Even before we are born we are attuned to the rhythm of our mother's heartbeat and tone of voice. A human fetus develops hearing by the time it is 12 weeks old and may kick or calm down depending on the type of music played. Nowadays doctors and nurses are realising that music can relieve the isolation of illness and pain and lots of concerts are held each year in a medical setting. Elderly patients, stroke sufferers and the mentally ill can be helped to overcome speech difficulties through music. There have been cases where people who were previously unable to speak, joined in singing or socialising with musicians. People who stammer may find that words which they cannot utter can be sung instead.

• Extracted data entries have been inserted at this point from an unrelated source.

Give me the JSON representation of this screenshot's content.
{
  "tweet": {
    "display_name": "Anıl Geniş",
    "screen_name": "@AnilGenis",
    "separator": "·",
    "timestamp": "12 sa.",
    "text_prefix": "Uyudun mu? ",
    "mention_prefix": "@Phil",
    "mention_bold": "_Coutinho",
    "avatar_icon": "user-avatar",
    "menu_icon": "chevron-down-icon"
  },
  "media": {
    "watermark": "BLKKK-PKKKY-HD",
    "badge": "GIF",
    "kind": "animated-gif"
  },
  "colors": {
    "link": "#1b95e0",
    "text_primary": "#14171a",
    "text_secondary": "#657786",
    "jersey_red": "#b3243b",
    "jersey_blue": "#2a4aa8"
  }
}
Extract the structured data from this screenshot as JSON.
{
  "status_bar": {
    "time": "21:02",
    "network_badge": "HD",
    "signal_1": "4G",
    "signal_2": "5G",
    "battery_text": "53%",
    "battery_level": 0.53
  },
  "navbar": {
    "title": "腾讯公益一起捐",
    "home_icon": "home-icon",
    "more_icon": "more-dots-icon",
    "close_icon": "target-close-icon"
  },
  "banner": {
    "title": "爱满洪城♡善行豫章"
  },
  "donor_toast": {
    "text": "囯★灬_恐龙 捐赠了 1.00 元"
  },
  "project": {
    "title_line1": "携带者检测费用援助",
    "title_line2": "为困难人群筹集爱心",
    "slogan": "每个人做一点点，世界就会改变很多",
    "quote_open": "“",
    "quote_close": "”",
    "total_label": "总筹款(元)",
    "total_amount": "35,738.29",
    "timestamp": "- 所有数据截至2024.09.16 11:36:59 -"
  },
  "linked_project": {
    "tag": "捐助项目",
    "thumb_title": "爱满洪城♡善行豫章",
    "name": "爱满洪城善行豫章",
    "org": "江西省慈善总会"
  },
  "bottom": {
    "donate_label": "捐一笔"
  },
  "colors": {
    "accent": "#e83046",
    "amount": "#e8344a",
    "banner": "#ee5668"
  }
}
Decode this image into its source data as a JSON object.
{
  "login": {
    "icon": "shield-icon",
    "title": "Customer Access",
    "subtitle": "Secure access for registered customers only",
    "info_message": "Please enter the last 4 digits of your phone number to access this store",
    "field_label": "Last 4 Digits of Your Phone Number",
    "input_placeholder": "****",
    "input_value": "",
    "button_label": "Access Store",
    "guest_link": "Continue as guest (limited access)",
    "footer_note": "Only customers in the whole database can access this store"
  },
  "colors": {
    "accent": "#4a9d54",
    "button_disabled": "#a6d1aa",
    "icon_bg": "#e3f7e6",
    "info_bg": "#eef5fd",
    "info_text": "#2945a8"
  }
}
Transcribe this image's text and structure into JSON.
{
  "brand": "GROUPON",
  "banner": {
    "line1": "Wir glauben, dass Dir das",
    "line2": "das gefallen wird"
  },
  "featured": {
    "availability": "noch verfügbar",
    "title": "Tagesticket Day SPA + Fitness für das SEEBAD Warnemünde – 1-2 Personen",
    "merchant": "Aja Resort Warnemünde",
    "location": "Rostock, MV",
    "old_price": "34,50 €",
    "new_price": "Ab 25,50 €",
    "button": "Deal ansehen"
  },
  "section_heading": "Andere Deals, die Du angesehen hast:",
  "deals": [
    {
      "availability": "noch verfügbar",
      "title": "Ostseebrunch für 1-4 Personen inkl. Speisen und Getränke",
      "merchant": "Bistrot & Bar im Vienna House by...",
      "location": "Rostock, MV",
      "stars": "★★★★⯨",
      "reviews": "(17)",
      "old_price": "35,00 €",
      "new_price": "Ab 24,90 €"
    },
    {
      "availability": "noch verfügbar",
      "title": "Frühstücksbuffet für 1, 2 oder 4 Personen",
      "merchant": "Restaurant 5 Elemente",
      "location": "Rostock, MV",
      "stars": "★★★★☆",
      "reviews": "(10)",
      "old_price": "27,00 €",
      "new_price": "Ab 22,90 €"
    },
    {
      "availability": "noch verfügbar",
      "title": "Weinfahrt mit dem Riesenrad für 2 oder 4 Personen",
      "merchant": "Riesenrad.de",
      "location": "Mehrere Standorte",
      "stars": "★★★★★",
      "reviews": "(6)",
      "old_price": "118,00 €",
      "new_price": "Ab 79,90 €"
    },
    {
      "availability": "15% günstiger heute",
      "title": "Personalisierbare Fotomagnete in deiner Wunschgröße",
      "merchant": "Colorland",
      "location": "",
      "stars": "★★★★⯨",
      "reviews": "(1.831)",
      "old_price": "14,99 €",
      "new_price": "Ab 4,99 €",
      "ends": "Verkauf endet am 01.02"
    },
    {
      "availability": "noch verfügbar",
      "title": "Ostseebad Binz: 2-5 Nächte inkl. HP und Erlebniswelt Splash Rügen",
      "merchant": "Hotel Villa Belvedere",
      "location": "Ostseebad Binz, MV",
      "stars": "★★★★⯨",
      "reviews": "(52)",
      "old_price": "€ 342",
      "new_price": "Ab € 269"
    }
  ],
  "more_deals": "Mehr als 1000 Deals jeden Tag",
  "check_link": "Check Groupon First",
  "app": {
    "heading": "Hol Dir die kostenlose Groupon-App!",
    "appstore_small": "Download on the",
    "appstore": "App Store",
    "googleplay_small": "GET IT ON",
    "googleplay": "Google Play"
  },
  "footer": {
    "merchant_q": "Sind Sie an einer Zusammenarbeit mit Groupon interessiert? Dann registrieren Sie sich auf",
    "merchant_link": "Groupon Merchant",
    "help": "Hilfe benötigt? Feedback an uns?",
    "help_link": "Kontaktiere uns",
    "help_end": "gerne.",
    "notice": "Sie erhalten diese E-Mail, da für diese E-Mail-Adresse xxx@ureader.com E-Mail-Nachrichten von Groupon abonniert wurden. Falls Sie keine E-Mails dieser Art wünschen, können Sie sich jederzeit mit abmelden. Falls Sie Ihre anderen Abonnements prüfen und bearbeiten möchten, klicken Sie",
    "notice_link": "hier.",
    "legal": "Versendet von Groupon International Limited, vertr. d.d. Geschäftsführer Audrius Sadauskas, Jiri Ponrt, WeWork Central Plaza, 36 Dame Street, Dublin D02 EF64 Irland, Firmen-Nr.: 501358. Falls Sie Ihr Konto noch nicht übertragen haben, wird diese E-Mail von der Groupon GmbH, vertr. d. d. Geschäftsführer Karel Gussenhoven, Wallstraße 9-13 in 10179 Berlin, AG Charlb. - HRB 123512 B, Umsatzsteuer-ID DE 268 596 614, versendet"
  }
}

Music also affects the part of the nervous system which controls things we do without thinking, such as breathing. Patients were found to have an improved heart rate and temperature after receiving music therapy. They also had fewer complications to their conditions. When we listen to music, endorphins, the body's natural painkillers, are released so the usage of painkilling drugs is minimised.

During therapy the client and a trained musician play or sing together, responding to each other and listening while they create their own way of communicating. And the best part is that you don't have to be a musician to benefit from music therapy. Clients are encouraged to experiment by using a wide range of instruments to express themselves.